In a recent ruling, the Second Circuit affirmed U.S. District Judge Kiyo Matsumoto’s ruling that disgraced former Katten Muchin Rosenman LLP partner Evan Greebel’s 401(k) accounts could be garnished by the government to pay a $10.4 million restitution order. Greebel, former attorney to Martin Shkreli, was convicted in 2017 for helping Shkreli plunder funds from Retrophin Inc. to satisfy hedge fund debts and for manipulating stock prices of Shkreli’s drug company. Greebel was sentenced to 18 months in prison and ordered to pay $10.4 million in restitution and forfeit more than $116,000.

The Second Circuit upheld both Greebel’s conviction and Judge Matsumoto’s decision that Greebel’s retirement accounts from Katten as well as his accounts from his time at Fried Frank Harris Shriver & Jacobson LLP could be collected to satisfy the restitution order. The three-judge panel reasoned that the Mandatory Victims Restitution Act gives the government the ability to garnish the funds because the Act explicitly states that criminal restitution orders may be enforced against “all property or rights to property,” even those funds subject to ERISA’s prohibitions on disbursing retirement funds to third parties. The panel was unconvinced by Greebel’s argument that he could not withdraw funds until he reached retirement age and reasoned that, because he has a right to withdraw the funds in those accounts, so does the government.

However, the Second Circuit did remand the case to the lower court to consider the tax implications of the ruling.
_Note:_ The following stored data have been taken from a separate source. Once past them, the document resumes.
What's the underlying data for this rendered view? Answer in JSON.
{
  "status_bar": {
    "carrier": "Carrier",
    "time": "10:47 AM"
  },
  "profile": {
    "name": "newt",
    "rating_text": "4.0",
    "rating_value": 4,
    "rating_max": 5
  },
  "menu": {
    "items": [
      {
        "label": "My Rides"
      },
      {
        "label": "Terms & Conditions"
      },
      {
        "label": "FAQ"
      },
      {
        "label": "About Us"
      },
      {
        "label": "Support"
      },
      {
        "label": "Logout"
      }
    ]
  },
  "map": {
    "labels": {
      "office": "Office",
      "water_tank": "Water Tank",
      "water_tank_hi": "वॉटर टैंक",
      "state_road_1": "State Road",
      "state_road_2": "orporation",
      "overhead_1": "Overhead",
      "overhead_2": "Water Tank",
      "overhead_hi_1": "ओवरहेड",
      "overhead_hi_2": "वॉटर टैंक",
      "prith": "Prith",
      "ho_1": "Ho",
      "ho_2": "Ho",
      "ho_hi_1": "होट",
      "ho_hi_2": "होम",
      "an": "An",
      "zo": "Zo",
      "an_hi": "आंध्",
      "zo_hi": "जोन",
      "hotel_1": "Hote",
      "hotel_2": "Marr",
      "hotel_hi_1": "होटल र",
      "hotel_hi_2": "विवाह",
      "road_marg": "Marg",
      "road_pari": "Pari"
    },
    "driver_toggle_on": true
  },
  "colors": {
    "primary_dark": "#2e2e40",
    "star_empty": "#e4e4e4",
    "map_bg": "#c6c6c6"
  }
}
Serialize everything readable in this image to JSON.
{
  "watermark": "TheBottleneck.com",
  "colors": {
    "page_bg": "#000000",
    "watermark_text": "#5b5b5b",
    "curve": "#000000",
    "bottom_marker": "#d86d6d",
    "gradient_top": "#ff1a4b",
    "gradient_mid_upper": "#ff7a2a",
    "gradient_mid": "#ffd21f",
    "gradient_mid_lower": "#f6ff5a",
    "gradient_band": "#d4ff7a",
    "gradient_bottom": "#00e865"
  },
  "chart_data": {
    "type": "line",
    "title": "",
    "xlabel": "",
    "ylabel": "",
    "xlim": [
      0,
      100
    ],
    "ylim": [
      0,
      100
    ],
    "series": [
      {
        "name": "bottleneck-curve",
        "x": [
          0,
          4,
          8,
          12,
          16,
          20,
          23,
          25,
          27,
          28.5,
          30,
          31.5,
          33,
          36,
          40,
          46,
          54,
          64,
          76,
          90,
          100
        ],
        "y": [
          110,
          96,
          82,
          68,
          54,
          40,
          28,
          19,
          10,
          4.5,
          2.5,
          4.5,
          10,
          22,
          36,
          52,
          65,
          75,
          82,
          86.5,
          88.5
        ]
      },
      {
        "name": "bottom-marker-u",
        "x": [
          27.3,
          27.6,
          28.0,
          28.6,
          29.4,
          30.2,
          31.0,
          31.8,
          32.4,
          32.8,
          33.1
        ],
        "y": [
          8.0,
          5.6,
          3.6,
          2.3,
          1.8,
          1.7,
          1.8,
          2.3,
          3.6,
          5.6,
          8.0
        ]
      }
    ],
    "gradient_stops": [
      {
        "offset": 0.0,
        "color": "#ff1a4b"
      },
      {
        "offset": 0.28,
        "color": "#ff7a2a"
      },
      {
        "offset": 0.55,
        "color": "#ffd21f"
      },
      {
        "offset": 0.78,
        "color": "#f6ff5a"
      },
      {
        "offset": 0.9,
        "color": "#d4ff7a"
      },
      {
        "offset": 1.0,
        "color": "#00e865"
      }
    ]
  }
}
Judge Matsumoto will consider whether the IRS’ potential 10% tax penalty for early withdrawal will impact the amount of funds subject to the garnishment and, if so, the amount subject to garnishment given those tax implications. The panel suggested that Judge Matsumoto may want to order the liquidation of Greebel’s accounts, while setting aside a portion of the funds in escrow for possible tax consequences.

While this ruling occurred in a securities fraud context, it would likely apply in any fraud context, including healthcare fraud. It is also an important reminder for those facing criminal investigations and considering plea agreements with the government to protect retirement funds to the extent possible before final judgment.